Realistic Drawing
SKIMA
Maxime Thevenet, alias Skima, was born in 1994 in French Burgundy.
At the Academy of Applied Arts, his artistic education opened him up to disciplines combining arts and crafts, design and scenography. Beyond the learning of various techniques, he forges his personal culture and creative process.
From his passion for woodworking, Skima has kept the memory of the grain and its subtlety. He also kept his favorite tool: the black stone, the carpenters' pencil that was used to trace cuts.
Formerly made from ampelite, black chalk/stone was used by Renaissance artists to give a deep and matte line to their sketches.
Today black stone is composed of carbon and clay. It highlights the contours of a face and underlines silky lines. Skima knows how to vary the nuances to obtain the misty blur of a disheveled fur.
Technique
The mastery of Black
In the work of Skima, despite being very dense and omnipresent, black is not a monochrome.
Like Pierre Soulage's L’outrenoir, it enhances textures, movement. It confronts the artist with the art of taming light. The white pencil brings clarity to the elaboration of the details and traces the paths taken by the light.
Each work is a slow elaboration where his photographic eye stages a game of 'chiaroscuro', and invents perspectives in the service of a dramaturgy.
He is reminiscent of Lee Jeffries in his way of framing the subject, of capturing emotion in close-up, of seeking the soul behind the realism of the portrait.
Alex Doppia
Director at Galerie Montmartre
Artistic vision
A simulated reality
He is reminiscent of Lee Jeffries in his way of framing the subject, of capturing emotion in close-up, of seeking the soul behind the realism of the portrait.
But Skima works freehand and without filter. He manages to reflect the gravity in the hypnotic eyes of a beast, to capture the wild and fragile beauty, the dramatic intensity in the gaze of a great ape.
We have often spoken of hyperrealism to designate the work of Skima. It carries some truth, as his creations reveal a perfect technical mastery and faithfully reproduce the smallest details and attitudes of the model.
However, Skima's approach is not a simple imitation, however flawless. His quest is that of a simulated reality, an illusion of reality leaving room for dream and mystery.
Animal subjects
To represent consciousness
The original drawings exhibited at Galerie Montmartre is a testimony of delicacy, modesty and respect.
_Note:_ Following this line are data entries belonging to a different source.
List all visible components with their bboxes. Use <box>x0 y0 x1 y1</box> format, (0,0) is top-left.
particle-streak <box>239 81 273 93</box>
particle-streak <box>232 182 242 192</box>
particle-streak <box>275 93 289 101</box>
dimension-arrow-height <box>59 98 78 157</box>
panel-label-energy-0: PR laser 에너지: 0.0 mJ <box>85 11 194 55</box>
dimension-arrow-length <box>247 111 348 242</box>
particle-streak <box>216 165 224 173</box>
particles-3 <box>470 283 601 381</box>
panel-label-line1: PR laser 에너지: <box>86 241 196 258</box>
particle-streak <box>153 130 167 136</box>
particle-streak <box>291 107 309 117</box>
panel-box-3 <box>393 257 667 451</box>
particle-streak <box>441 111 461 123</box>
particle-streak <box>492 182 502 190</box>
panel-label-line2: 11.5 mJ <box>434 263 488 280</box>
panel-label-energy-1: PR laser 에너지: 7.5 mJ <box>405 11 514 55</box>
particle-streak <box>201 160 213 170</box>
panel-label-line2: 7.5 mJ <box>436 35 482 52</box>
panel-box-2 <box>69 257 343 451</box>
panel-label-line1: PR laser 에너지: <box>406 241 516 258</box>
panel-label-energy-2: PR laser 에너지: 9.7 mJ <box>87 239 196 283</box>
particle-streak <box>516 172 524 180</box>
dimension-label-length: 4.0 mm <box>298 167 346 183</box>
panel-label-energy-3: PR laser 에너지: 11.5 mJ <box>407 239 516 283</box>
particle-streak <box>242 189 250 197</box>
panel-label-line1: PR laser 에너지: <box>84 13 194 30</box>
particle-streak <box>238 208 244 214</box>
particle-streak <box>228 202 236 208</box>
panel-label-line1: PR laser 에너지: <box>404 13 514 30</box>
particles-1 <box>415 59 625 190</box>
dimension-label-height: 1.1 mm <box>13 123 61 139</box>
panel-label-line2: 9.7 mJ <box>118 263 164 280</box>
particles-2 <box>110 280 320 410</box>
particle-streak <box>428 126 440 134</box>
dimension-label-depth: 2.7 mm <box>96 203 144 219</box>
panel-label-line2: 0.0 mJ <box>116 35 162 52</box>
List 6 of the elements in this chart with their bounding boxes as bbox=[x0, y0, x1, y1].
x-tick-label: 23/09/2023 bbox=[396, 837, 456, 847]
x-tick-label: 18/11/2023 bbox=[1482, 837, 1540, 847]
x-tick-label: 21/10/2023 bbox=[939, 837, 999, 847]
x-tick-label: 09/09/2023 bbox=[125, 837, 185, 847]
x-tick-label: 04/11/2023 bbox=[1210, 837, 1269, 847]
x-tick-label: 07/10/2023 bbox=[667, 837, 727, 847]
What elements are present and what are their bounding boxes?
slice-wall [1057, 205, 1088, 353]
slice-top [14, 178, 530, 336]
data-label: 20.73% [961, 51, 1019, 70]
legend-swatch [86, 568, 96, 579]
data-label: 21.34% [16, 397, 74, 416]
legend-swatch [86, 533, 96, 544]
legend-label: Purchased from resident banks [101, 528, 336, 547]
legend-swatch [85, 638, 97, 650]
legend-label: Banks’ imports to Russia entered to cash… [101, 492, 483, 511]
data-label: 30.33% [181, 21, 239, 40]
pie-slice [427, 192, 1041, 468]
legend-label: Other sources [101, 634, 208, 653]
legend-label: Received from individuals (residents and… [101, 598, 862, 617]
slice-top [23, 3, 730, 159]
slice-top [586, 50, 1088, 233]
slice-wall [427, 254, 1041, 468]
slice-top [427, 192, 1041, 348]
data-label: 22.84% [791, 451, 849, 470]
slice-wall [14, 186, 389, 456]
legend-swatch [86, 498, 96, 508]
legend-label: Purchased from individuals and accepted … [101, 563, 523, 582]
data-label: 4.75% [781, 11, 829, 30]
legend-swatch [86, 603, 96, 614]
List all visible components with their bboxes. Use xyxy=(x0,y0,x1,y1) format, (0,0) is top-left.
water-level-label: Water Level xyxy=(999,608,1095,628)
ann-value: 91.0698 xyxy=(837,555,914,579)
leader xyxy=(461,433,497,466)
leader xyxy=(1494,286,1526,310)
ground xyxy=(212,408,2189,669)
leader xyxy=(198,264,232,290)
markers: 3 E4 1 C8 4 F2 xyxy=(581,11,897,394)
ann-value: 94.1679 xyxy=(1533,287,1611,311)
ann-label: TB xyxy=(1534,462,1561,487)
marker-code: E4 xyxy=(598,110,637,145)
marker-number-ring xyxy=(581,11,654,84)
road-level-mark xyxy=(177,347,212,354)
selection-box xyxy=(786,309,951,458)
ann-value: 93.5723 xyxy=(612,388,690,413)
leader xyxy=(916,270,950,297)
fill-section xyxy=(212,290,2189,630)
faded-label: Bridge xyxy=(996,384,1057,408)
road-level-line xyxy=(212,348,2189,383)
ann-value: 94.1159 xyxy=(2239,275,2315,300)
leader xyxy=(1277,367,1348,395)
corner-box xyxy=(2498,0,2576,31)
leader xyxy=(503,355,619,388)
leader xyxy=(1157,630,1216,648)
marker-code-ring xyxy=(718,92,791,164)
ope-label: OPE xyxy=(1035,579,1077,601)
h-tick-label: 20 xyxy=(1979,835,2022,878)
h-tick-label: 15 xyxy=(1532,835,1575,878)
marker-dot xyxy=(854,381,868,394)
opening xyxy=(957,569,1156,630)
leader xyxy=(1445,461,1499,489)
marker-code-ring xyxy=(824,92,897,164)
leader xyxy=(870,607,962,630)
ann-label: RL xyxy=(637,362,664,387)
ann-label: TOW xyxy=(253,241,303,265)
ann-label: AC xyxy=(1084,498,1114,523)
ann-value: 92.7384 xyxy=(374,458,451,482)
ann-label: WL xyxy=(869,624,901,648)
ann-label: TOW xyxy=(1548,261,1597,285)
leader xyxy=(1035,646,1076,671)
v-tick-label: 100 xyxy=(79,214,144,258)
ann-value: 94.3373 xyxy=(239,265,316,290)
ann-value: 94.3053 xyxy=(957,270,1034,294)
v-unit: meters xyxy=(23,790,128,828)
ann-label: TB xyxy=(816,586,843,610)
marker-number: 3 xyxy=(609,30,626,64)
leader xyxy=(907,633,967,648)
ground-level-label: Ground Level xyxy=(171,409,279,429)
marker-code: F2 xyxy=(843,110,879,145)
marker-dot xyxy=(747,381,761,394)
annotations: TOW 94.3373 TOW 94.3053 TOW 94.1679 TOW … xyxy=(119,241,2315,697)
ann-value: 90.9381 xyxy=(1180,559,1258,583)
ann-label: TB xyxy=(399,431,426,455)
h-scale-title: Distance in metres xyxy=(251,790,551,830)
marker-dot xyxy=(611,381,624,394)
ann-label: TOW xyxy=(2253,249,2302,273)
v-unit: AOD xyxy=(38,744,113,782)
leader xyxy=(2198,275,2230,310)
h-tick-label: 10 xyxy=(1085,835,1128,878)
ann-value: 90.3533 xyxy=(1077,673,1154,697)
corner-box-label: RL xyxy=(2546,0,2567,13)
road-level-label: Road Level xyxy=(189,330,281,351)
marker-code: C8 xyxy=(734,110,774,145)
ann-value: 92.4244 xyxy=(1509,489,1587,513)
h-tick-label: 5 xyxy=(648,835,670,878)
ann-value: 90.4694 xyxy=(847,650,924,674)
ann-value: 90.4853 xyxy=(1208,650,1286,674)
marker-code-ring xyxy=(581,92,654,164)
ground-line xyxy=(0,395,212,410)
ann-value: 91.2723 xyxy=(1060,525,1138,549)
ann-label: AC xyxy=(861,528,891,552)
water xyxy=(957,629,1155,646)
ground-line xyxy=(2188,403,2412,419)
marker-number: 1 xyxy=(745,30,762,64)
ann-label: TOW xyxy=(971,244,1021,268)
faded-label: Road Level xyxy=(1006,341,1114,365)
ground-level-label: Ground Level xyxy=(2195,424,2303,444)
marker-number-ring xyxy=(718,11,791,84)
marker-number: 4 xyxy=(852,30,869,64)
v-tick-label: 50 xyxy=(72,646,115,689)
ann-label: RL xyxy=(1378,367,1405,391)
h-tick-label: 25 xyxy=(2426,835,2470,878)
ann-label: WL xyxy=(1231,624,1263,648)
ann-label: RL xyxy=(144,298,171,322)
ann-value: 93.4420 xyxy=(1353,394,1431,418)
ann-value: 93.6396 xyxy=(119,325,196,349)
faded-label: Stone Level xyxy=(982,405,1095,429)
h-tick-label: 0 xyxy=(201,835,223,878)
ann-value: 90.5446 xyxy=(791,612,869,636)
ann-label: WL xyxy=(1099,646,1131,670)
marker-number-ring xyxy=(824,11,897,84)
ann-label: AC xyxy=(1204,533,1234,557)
Skima paints each animal as a subject, not only in its relationship of submission to man, but with its own language and consciousness.
Looking at these portraits of felines and monkeys makes you want to exclaim Ecce Animot! with the philosopher Jacques Derrida in his plea for animal ethics:
"In the general singular Animal, we must substitute the Animot, [ …] in order to better understand "this irreducible living multiplicity".
Exclusive permanent residence
Galerie Montmartre
Bright lines of color come to sweep an eye and this burst of color brings a rhythm, a vibration to the composition. The color enhancement introduces a fantastic element. Faced with the enigmatic gaze of this majestic gorilla, imagining ourselves being seen by him, we will meditate on these words:
"Often I wonder, me, to see, who I am - and who I am at the moment when, surprised naked, in silence, by the gaze of an animal, I have trouble, yes, trouble to overcome discomfort. »
Jacques Derrida, The animal that therefore I am, Paris, 2006
We have chosen to accompany this brilliant artist for his virtuosity, but above all for the requirement of his story, his art, by a detail, to go beyond reality in favor of a metaphorical imagination.
And quite simply for the sensitivity and spirituality that emanates from his portraits.